Basta seguir o sujeito por sete dias e pronto. A maioria desses caras encontra a amante uma vez por semana. Quando ele já não tem um apartamento montado pra isso, procura algum motel distante. A vantagem de Brasília é que todos os motéis são distantes. Mas isso não dificulta meu trabalho. Pois, aqui, os motéis ficam todos juntos. Então eu sempre sei a direção que o suspeito segue. Aí tudo fica fácil. Monto uma tocaia e fotografo o casal dentro do carro. Sigo a mulher e faço uma ficha completa de sua vida. Onde trabalha, com quem mora, o que faz para se divertir. E entrego para a minha cliente. Era isso o que eu esperava com a tal Marta. Um simples caso de traição.

Se eu soubesse o que me aguardava, jamais teria atendido o celular naquela segunda-feira.
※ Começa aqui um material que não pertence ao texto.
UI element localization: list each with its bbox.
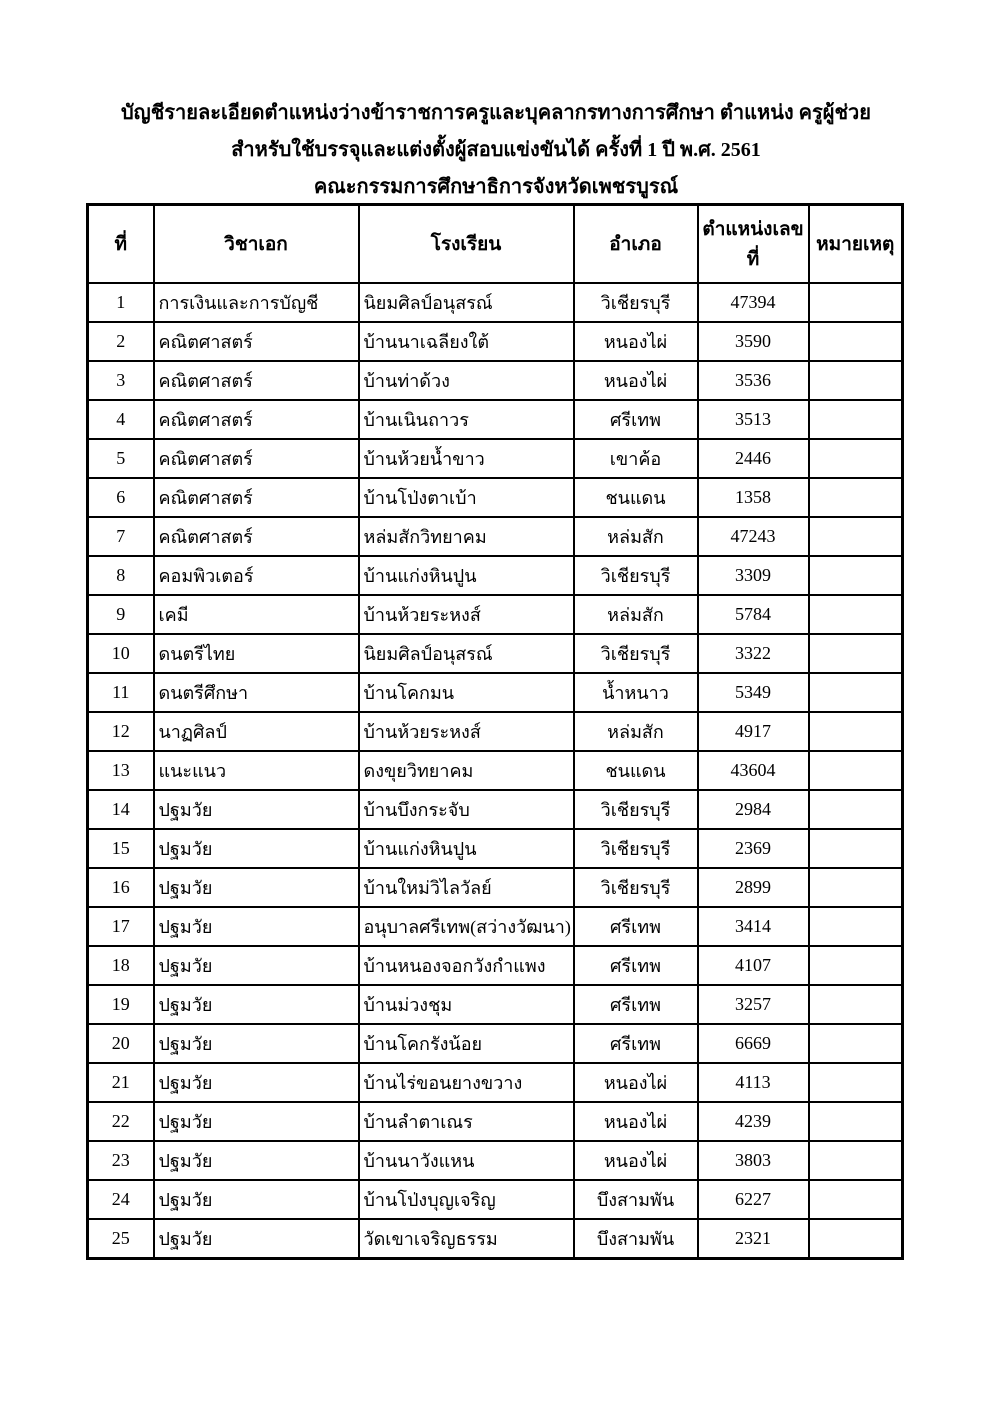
position-number-cell: 4113 — [698, 1063, 809, 1102]
remark-cell — [809, 1024, 903, 1063]
remark-cell — [809, 1219, 903, 1259]
row-number-cell: 7 — [88, 517, 154, 556]
school-cell: บ้านโคกมน — [359, 673, 574, 712]
subject-major-cell: ปฐมวัย — [154, 1063, 359, 1102]
subject-major-cell: ดนตรีศึกษา — [154, 673, 359, 712]
row-number-cell: 20 — [88, 1024, 154, 1063]
table-row — [88, 1024, 903, 1063]
position-number-cell: 6227 — [698, 1180, 809, 1219]
position-number-cell: 43604 — [698, 751, 809, 790]
row-number-cell: 8 — [88, 556, 154, 595]
row-number-cell: 2 — [88, 322, 154, 361]
remark-cell — [809, 946, 903, 985]
table-row — [88, 751, 903, 790]
school-cell: บ้านแก่งหินปูน — [359, 829, 574, 868]
subject-major-cell: ดนตรีไทย — [154, 634, 359, 673]
remark-cell — [809, 790, 903, 829]
table-row — [88, 985, 903, 1024]
remark-cell — [809, 829, 903, 868]
row-number-cell: 5 — [88, 439, 154, 478]
school-cell: หล่มสักวิทยาคม — [359, 517, 574, 556]
remark-cell — [809, 907, 903, 946]
school-cell: นิยมศิลป์อนุสรณ์ — [359, 283, 574, 322]
position-number-cell: 3513 — [698, 400, 809, 439]
district-cell: หนองไผ่ — [574, 1141, 698, 1180]
subject-major-cell: ปฐมวัย — [154, 868, 359, 907]
school-cell: บ้านนาเฉลียงใต้ — [359, 322, 574, 361]
school-cell: บ้านโป่งตาเบ้า — [359, 478, 574, 517]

domingo, 28 de junho de 2009

APRESENTANDO: SAULO ROCHA

Todo mundo quer saber alguma coisa sobre a vida dos outros. Às vezes, uma simples lida em uma revista de fofocas resolve a curiosidade. Outras, quando o interesse é por alguém mais próximo, a bisbilhotice vai mais fundo. Vale uma espiada por cima do muro do vizinho, uma olhadela pelo buraco da fechadura ou uma remexida na bolsa alheia. Mas, quando o caso é mais profundo ainda (e, quando eu falo em profundidade, leia-se sexo e/ou dinheiro), aí as pessoas me procuram. Um detetive particular profissional, especialista em investigar a intimidade de terceiros. Em saber se o marido ou esposa está traindo, se algum funcionário da empresa está roubando, se o filho usa drogas ou é veado...

Enfim, eu sou o cara que descobre os podres. Aquele profissional que recebe pelas más notícias. Ou pelo alívio das suspeitas serem infundadas. Meu nome é Saulo Rocha. Eu moro em Brasília. A cidade do pecado. O antro das intrigas e traições. Aqui, minha clientela é sempre vasta. Políticos, empresários, artistas e todo o tipo de gente disposta a pagar por uma informação valiosa. E, assim, eu vou ganhando a vida.